Rusty Russell (on Mon, 28 Aug 2006 09:38:55 +1000) wrote:
>On Sun, 2006-08-27 at 19:42 +1000, Keith Owens wrote:
>> I cannot convince myself that stopmachine() is preempt safe. What
>> prevents this race with CONFIG_PREEMPT=y?
>
>Nothing. Read side is preempt_disable. Write side is stopmachine.
That is very worrying. The whole point of stopmachine is to get all
cpus to a known state with no locally cached global data, so the caller
of stopmachine can safely fiddle with some global data (like updating
the module lists). But CONFIG_PREEMPT defeats this and turns any code
that relies on stopmachine into a race.
What we need is either a scheduler flag or a new task state to be
assigned to the kstopmachine threads. That indicator says
If the current state is not preempt active then schedule me.
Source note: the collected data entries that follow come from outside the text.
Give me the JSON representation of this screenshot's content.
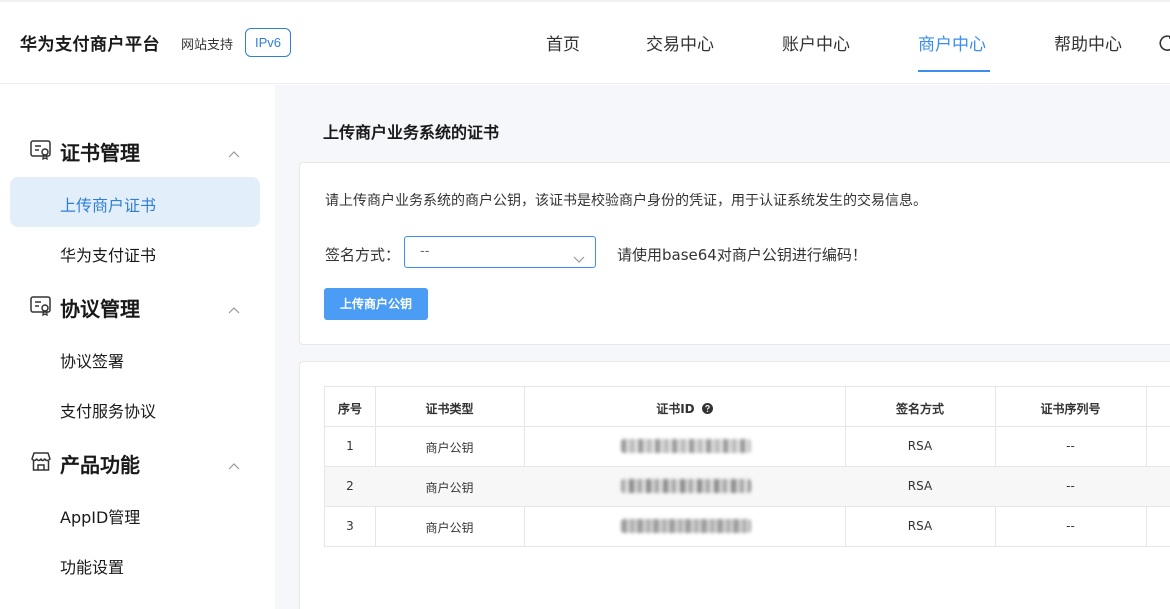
{
  "header": {
    "brand": "华为支付商户平台",
    "support_label": "网站支持",
    "ipv6_badge": "IPv6",
    "nav": [
      {
        "label": "首页",
        "active": false
      },
      {
        "label": "交易中心",
        "active": false
      },
      {
        "label": "账户中心",
        "active": false
      },
      {
        "label": "商户中心",
        "active": true
      },
      {
        "label": "帮助中心",
        "active": false
      }
    ],
    "accent_color": "#3b8ef0"
  },
  "sidebar": {
    "sections": [
      {
        "title": "证书管理",
        "icon": "certificate-icon",
        "expanded": true,
        "items": [
          {
            "label": "上传商户证书",
            "active": true
          },
          {
            "label": "华为支付证书",
            "active": false
          }
        ]
      },
      {
        "title": "协议管理",
        "icon": "certificate-icon",
        "expanded": true,
        "items": [
          {
            "label": "协议签署",
            "active": false
          },
          {
            "label": "支付服务协议",
            "active": false
          }
        ]
      },
      {
        "title": "产品功能",
        "icon": "store-icon",
        "expanded": true,
        "items": [
          {
            "label": "AppID管理",
            "active": false
          },
          {
            "label": "功能设置",
            "active": false
          }
        ]
      }
    ]
  },
  "main": {
    "page_title": "上传商户业务系统的证书",
    "description": "请上传商户业务系统的商户公钥，该证书是校验商户身份的凭证，用于认证系统发生的交易信息。",
    "sign_method_label": "签名方式：",
    "sign_method_value": "--",
    "hint": "请使用base64对商户公钥进行编码！",
    "upload_button": "上传商户公钥"
  },
  "table": {
    "columns": [
      "序号",
      "证书类型",
      "证书ID",
      "签名方式",
      "证书序列号"
    ],
    "rows": [
      {
        "index": "1",
        "type": "商户公钥",
        "cert_id": "",
        "sign": "RSA",
        "serial": "--"
      },
      {
        "index": "2",
        "type": "商户公钥",
        "cert_id": "",
        "sign": "RSA",
        "serial": "--"
      },
      {
        "index": "3",
        "type": "商户公钥",
        "cert_id": "",
        "sign": "RSA",
        "serial": "--"
      }
    ]
  }
}
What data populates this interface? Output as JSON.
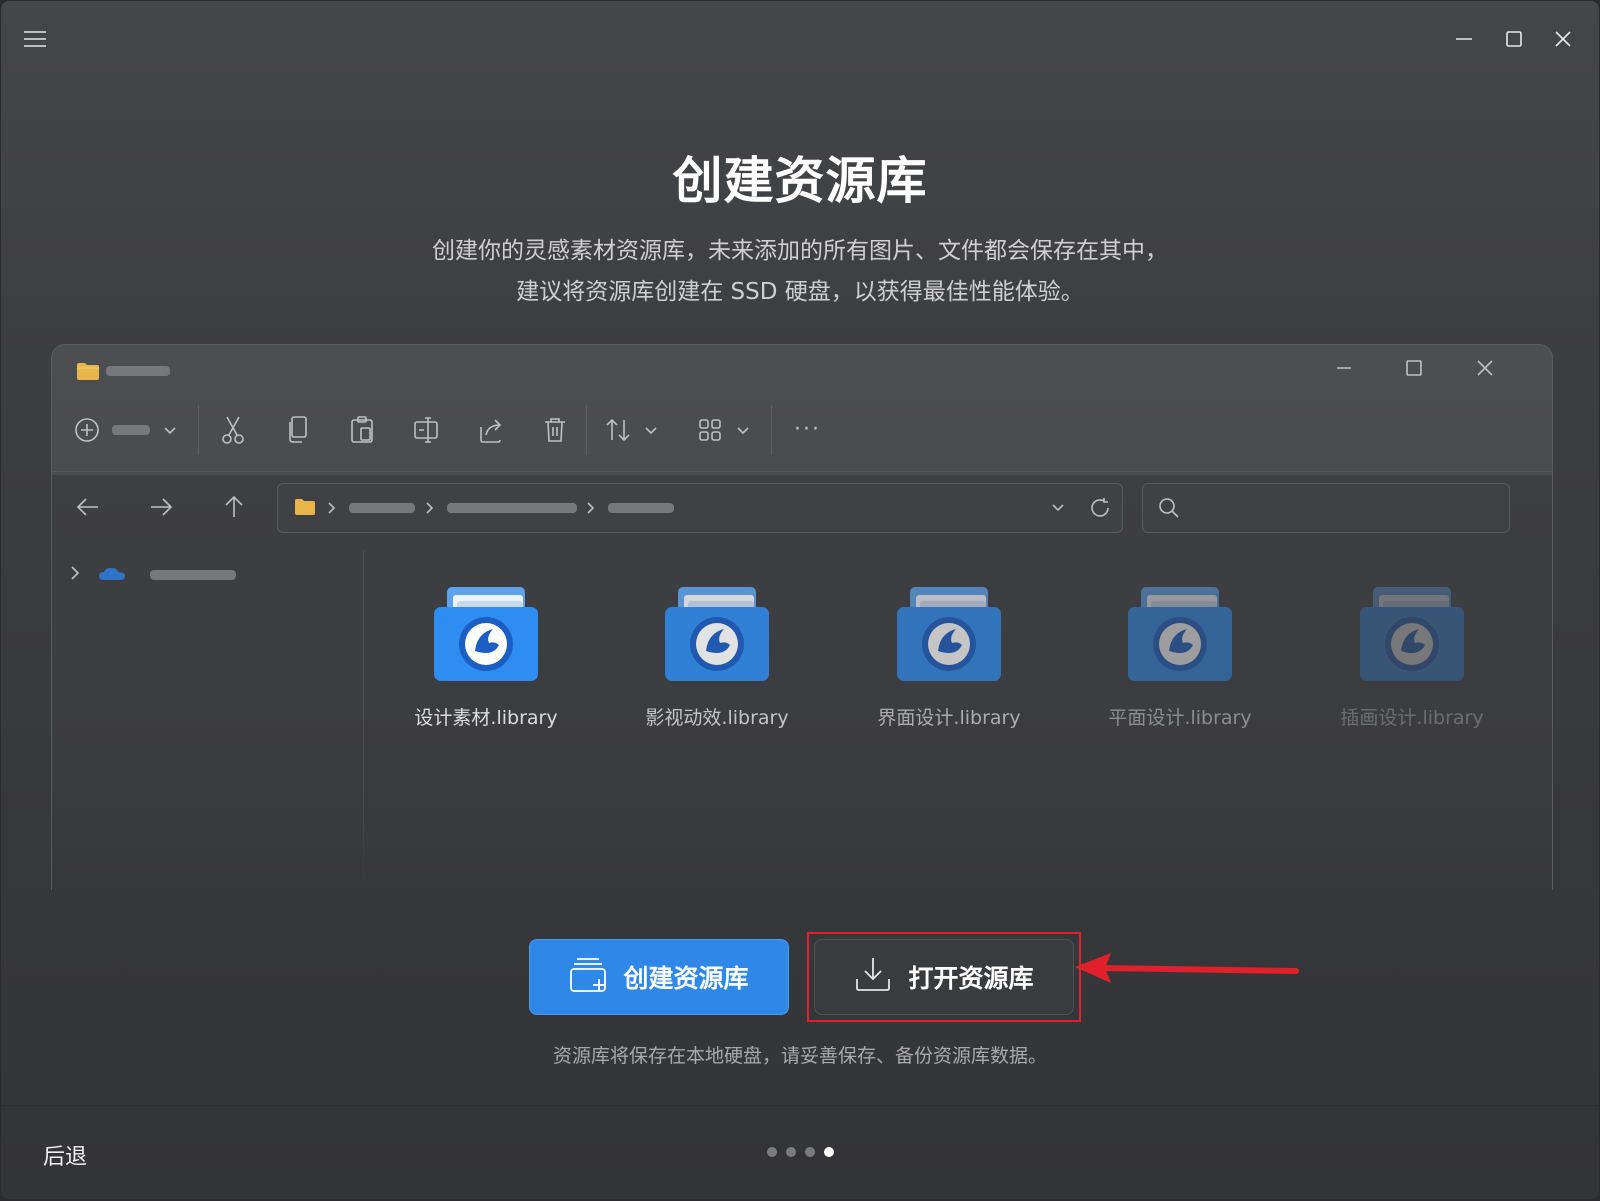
{
  "titlebar": {
    "menu_icon": "hamburger-menu-icon",
    "controls": [
      "minimize-icon",
      "maximize-icon",
      "close-icon"
    ]
  },
  "heading": "创建资源库",
  "subtitle_lines": [
    "创建你的灵感素材资源库，未来添加的所有图片、文件都会保存在其中，",
    "建议将资源库创建在 SSD 硬盘，以获得最佳性能体验。"
  ],
  "explorer": {
    "libraries": [
      {
        "label": "设计素材.library",
        "opacity": 1.0
      },
      {
        "label": "影视动效.library",
        "opacity": 0.85
      },
      {
        "label": "界面设计.library",
        "opacity": 0.7
      },
      {
        "label": "平面设计.library",
        "opacity": 0.5
      },
      {
        "label": "插画设计.library",
        "opacity": 0.3
      }
    ],
    "colors": {
      "folder_blue": "#2f8cf0",
      "folder_yellow": "#e8b64a"
    }
  },
  "buttons": {
    "create_label": "创建资源库",
    "open_label": "打开资源库"
  },
  "note": "资源库将保存在本地硬盘，请妥善保存、备份资源库数据。",
  "footer": {
    "back_label": "后退",
    "pager": {
      "total": 4,
      "current": 4
    }
  },
  "colors": {
    "accent": "#2f87e8",
    "highlight": "#e0202a"
  }
}
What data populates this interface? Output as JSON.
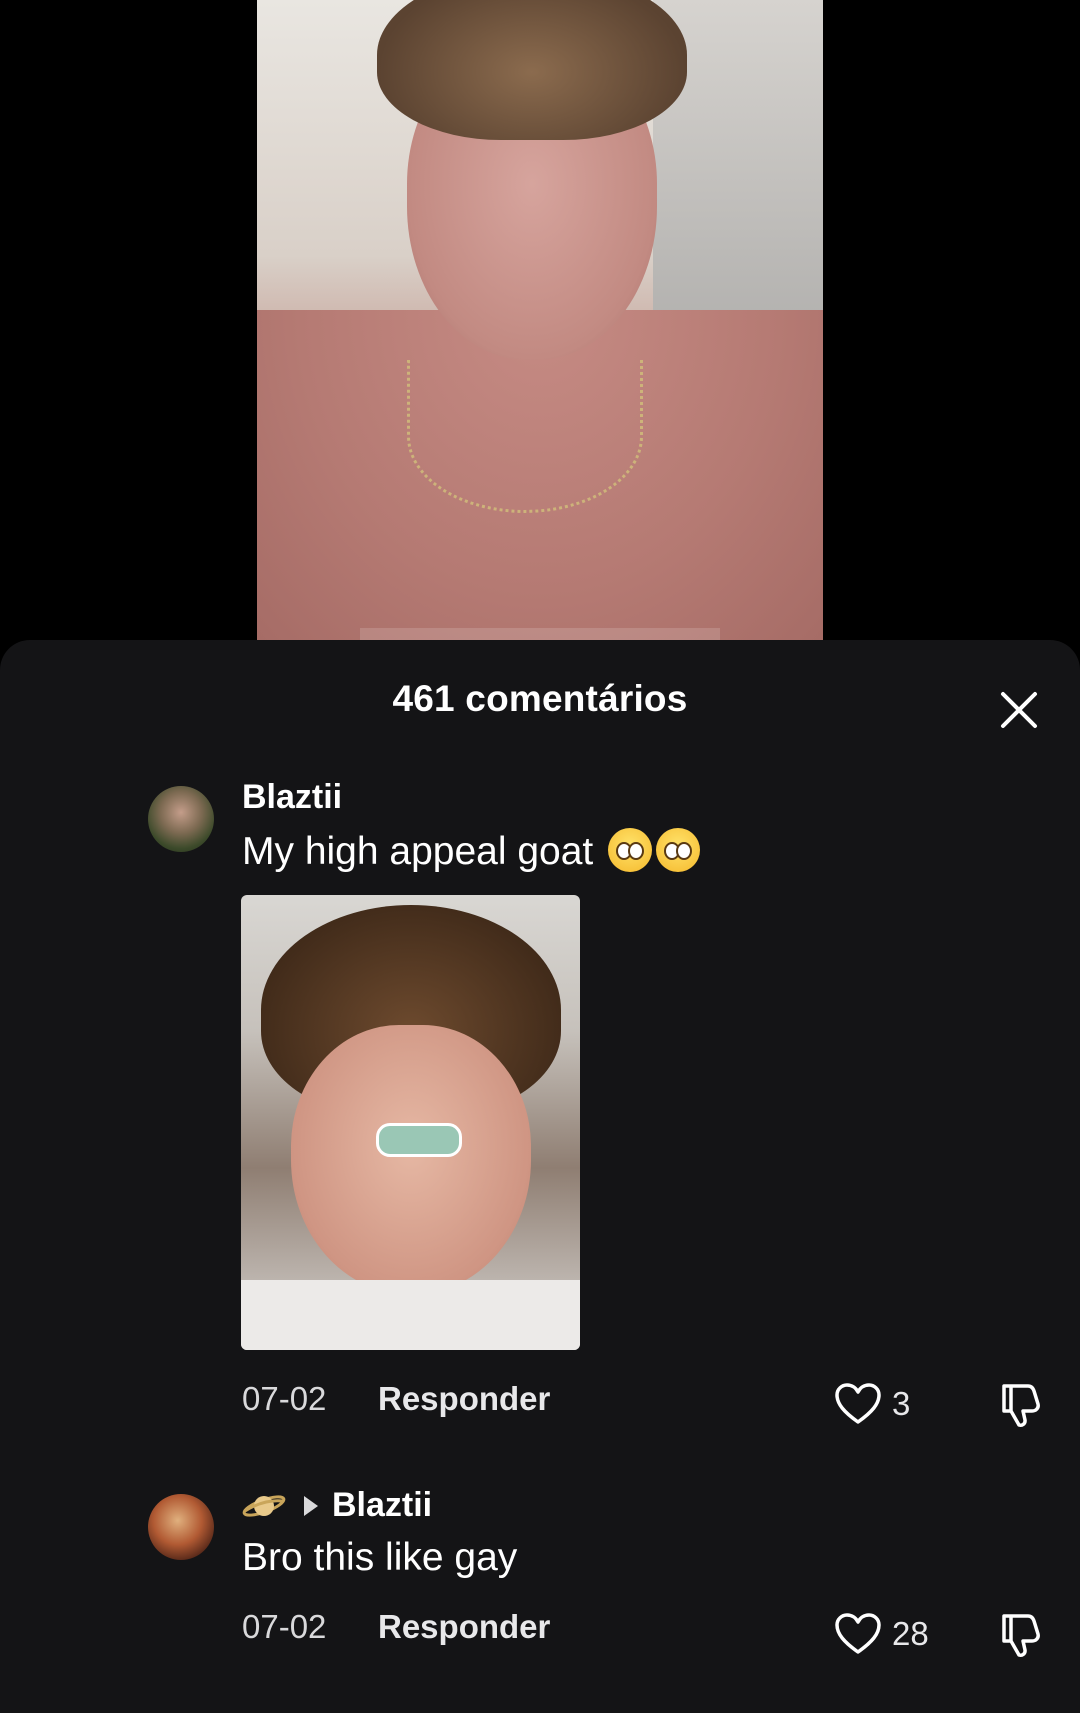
{
  "sheet": {
    "title": "461 comentários"
  },
  "comments": [
    {
      "username": "Blaztii",
      "text": "My high appeal goat",
      "emojis": [
        "pleading-face-emoji",
        "pleading-face-emoji"
      ],
      "date": "07-02",
      "reply_label": "Responder",
      "likes": "3"
    },
    {
      "reply_to": "Blaztii",
      "user_badge": "saturn-emoji",
      "text": "Bro this like gay",
      "date": "07-02",
      "reply_label": "Responder",
      "likes": "28"
    }
  ],
  "icons": {
    "close": "close-icon",
    "like": "heart-icon",
    "dislike": "thumbs-down-icon"
  },
  "colors": {
    "sheet_bg": "#141416",
    "text": "#ffffff",
    "muted": "#d9d9db"
  }
}
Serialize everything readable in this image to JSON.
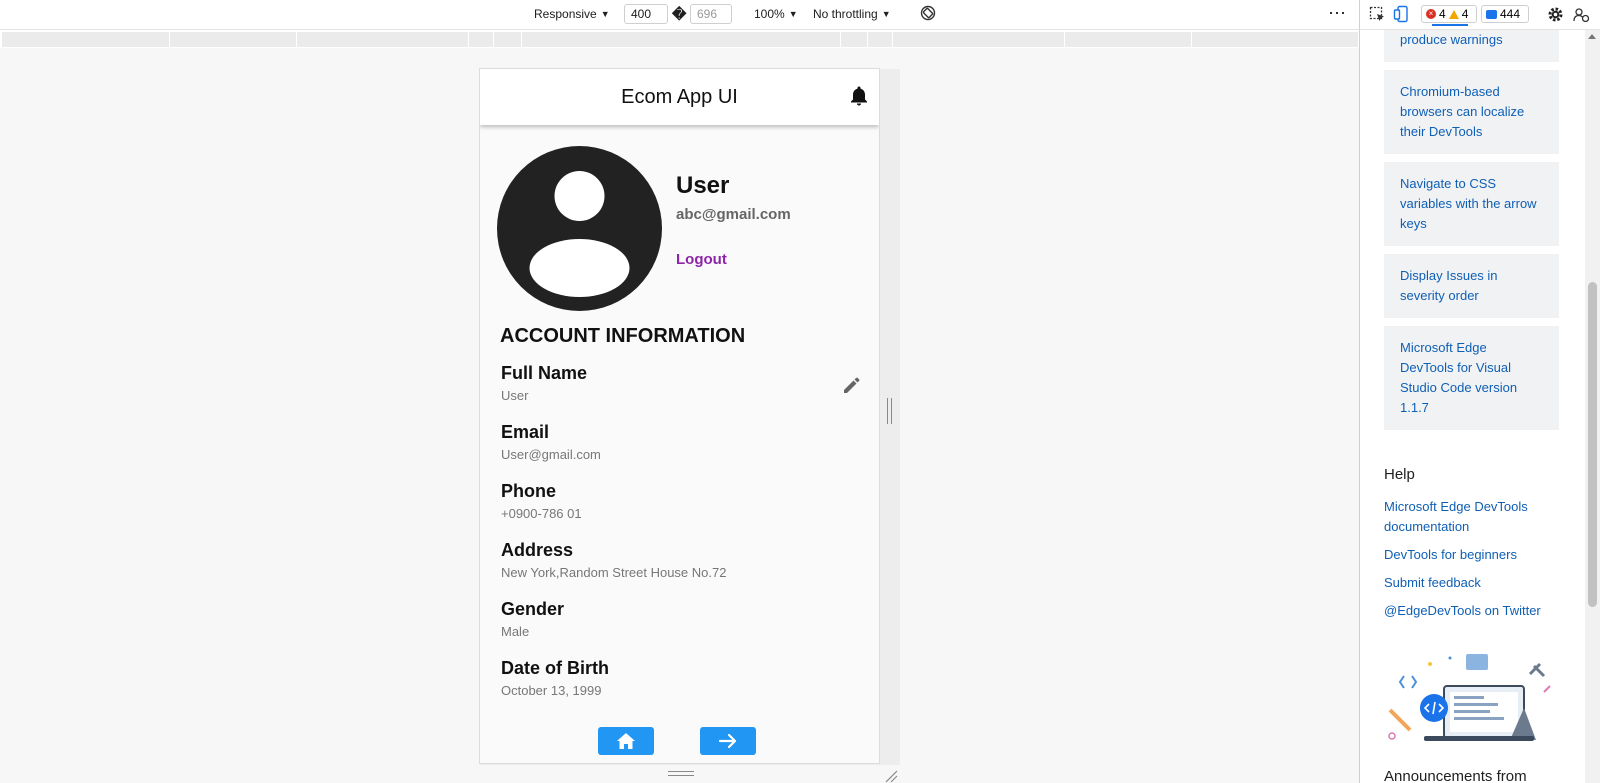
{
  "toolbar": {
    "device_label": "Responsive",
    "width_value": "400",
    "dimension_separator": "�",
    "height_placeholder": "696",
    "zoom_label": "100%",
    "throttle_label": "No throttling",
    "more_label": "⋯",
    "errors_count": "4",
    "warnings_count": "4",
    "messages_count": "444"
  },
  "app": {
    "title": "Ecom App UI",
    "profile": {
      "name": "User",
      "email": "abc@gmail.com",
      "logout_label": "Logout"
    },
    "section_title": "ACCOUNT INFORMATION",
    "fields": [
      {
        "label": "Full Name",
        "value": "User"
      },
      {
        "label": "Email",
        "value": "User@gmail.com"
      },
      {
        "label": "Phone",
        "value": "+0900-786 01"
      },
      {
        "label": "Address",
        "value": "New York,Random Street House No.72"
      },
      {
        "label": "Gender",
        "value": "Male"
      },
      {
        "label": "Date of Birth",
        "value": "October 13, 1999"
      }
    ],
    "accent_color": "#2196f3",
    "logout_color": "#8e24aa"
  },
  "side_panel": {
    "cards": [
      {
        "text": "produce warnings"
      },
      {
        "text": "Chromium-based browsers can localize their DevTools"
      },
      {
        "text": "Navigate to CSS variables with the arrow keys"
      },
      {
        "text": "Display Issues in severity order"
      },
      {
        "text": "Microsoft Edge DevTools for Visual Studio Code version 1.1.7"
      }
    ],
    "help_title": "Help",
    "help_links": [
      {
        "text": "Microsoft Edge DevTools documentation"
      },
      {
        "text": "DevTools for beginners"
      },
      {
        "text": "Submit feedback"
      },
      {
        "text": "@EdgeDevTools on Twitter"
      }
    ],
    "announcements_title": "Announcements from"
  }
}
If the current state is preempt active then put me back in the active
queue.
While the runqueue contains at least one task with this flag then
ignore reschedule on irq and prempt_enable.
That will ensure that the kstopmachine threads get scheduled as soon as
possible but only when all the preempted tasks have got to a clean stop
point, e.g. sleep or yield. At which point they have no locally cached
global data, making stopmachine race safe again.